With graceful eyelashes, long flaxen hair and serene expression, the "Beauty of Xiaohe" seems to have just softly fallen to sleep — yet she last closed her eyes nearly 4,000 years ago. She was found in 2003, one of hundreds of spectacularly preserved mummies buried in the desert sands of the vast Tarim Basin, in the Far Western Xinjiang Uyghur Autonomous Region of China. This "Beauty of Xiaohe" and more than 100 objects, 700 to 3,800 years old, have traveled for the first time to the East Coast, where Secrets of the Silk Road is being exhibited at the University of Pennsylvania Museum of Archaeology and Anthropology in Philadelphia through June 5, 2011, before returning to China.
Penn Museum's exhibition will provide a new context for the Secrets of the Silk Road material, drawing upon the rich history of Central Asia's Tarim Basin desert, and the mystery of the peoples who lived there or passed through so long ago. Opportunities to 'Unravel the Secrets' draw visitors into some of the issues, and discoveries, that engage scholars today. New interactive components in the exhibition are designed to engaged visitors of all ages with the ancient artifacts and principal themes; what can the variety of textiles made and traded in the region, an astonishing range of languages, and exceptionally preserved mummification, reveal about this region of the Silk Road? A full schedule of complementary Silk Road programming, designed for diverse ages and interests, continues throughout the exhibition.

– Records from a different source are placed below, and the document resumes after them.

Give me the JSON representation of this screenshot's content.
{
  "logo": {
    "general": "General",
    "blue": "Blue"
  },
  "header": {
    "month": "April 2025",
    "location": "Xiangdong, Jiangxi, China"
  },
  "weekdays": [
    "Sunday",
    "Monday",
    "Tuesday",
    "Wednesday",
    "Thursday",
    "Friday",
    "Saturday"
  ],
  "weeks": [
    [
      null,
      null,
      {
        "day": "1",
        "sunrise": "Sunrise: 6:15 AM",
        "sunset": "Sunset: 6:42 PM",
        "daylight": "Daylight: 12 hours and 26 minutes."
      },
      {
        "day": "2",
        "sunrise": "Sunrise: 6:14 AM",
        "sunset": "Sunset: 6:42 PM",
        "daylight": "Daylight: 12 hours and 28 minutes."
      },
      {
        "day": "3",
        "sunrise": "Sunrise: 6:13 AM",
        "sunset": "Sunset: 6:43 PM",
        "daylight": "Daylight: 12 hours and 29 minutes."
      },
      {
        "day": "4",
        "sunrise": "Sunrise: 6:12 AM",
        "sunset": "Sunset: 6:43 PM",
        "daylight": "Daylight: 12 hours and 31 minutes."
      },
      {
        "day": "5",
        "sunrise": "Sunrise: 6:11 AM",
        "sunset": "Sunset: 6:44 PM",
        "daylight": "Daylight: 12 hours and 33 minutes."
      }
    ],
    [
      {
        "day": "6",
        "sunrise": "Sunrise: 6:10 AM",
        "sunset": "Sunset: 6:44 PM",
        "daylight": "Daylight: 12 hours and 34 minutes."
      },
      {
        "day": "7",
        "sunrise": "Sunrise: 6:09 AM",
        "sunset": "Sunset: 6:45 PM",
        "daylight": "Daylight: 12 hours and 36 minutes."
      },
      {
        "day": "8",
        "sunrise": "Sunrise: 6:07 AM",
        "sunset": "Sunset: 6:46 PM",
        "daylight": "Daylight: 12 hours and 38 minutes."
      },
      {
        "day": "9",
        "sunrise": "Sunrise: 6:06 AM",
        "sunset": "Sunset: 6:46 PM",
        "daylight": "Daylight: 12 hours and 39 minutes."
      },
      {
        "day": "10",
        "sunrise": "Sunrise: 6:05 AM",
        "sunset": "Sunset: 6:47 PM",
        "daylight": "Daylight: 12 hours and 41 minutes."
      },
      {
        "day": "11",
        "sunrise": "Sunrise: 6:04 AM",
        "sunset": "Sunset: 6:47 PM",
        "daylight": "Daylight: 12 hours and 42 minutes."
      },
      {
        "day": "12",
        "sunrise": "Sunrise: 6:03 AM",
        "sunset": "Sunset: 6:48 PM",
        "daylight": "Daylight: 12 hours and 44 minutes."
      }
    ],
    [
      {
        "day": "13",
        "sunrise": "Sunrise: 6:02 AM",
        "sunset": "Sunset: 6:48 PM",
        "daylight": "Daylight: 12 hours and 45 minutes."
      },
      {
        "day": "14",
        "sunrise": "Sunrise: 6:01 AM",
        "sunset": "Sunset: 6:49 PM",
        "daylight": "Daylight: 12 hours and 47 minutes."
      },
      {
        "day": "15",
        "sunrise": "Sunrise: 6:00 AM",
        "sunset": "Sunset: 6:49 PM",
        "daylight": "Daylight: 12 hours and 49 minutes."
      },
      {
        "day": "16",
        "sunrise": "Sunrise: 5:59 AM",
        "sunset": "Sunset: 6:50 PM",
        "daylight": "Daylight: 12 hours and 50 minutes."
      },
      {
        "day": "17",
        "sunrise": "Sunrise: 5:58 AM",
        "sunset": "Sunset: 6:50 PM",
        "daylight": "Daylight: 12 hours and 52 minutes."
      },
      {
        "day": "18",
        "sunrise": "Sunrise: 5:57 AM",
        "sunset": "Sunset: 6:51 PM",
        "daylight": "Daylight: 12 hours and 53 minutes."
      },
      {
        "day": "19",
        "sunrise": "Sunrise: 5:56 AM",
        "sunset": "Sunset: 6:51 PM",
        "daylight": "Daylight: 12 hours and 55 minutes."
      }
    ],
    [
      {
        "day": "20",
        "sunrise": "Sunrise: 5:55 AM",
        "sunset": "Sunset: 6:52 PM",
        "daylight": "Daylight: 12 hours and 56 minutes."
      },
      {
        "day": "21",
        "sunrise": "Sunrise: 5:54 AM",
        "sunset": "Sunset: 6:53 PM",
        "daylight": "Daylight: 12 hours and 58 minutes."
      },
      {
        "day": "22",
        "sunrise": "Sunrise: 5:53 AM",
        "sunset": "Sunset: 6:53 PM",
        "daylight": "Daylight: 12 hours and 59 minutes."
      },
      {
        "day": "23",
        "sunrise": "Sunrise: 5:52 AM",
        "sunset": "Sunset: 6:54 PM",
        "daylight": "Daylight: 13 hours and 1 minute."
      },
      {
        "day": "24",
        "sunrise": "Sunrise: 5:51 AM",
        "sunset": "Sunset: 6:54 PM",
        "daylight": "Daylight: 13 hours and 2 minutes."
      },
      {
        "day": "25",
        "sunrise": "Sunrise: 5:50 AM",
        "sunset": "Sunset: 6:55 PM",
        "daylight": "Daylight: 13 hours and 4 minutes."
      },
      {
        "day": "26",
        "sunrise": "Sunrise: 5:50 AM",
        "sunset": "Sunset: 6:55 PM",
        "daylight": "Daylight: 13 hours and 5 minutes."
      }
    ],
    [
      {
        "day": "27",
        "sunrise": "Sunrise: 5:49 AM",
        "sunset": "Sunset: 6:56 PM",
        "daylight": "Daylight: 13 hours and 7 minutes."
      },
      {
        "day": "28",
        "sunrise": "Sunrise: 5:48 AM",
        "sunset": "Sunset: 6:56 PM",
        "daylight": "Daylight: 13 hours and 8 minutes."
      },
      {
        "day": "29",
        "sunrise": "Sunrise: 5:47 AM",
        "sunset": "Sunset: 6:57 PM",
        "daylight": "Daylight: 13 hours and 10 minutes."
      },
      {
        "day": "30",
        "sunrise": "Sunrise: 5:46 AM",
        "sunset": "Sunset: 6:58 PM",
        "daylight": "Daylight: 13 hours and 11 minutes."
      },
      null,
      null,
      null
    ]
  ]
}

The new presentation was developed by the Penn Museum's exhibition team in close collaboration with Victor Mair, Penn Museum consulting scholar and professor of Chinese Language and Literature at the University of Pennsylvania. Credited with "rediscovering" the Tarim Basin mummies for the West on a trip to the region in the 1980s, Dr. Mair has engaged in intensive research on Xinjiang archaeology since then.
"This traveling exhibition of materials from half way around the world is opening new doors— providing visitors with an unparalleled opportunity to come face to face, literally, with life in East Central Asia, both before and after the formation of the fabled Silk Routes that began more than 2,000 years ago," said Dr. Mair.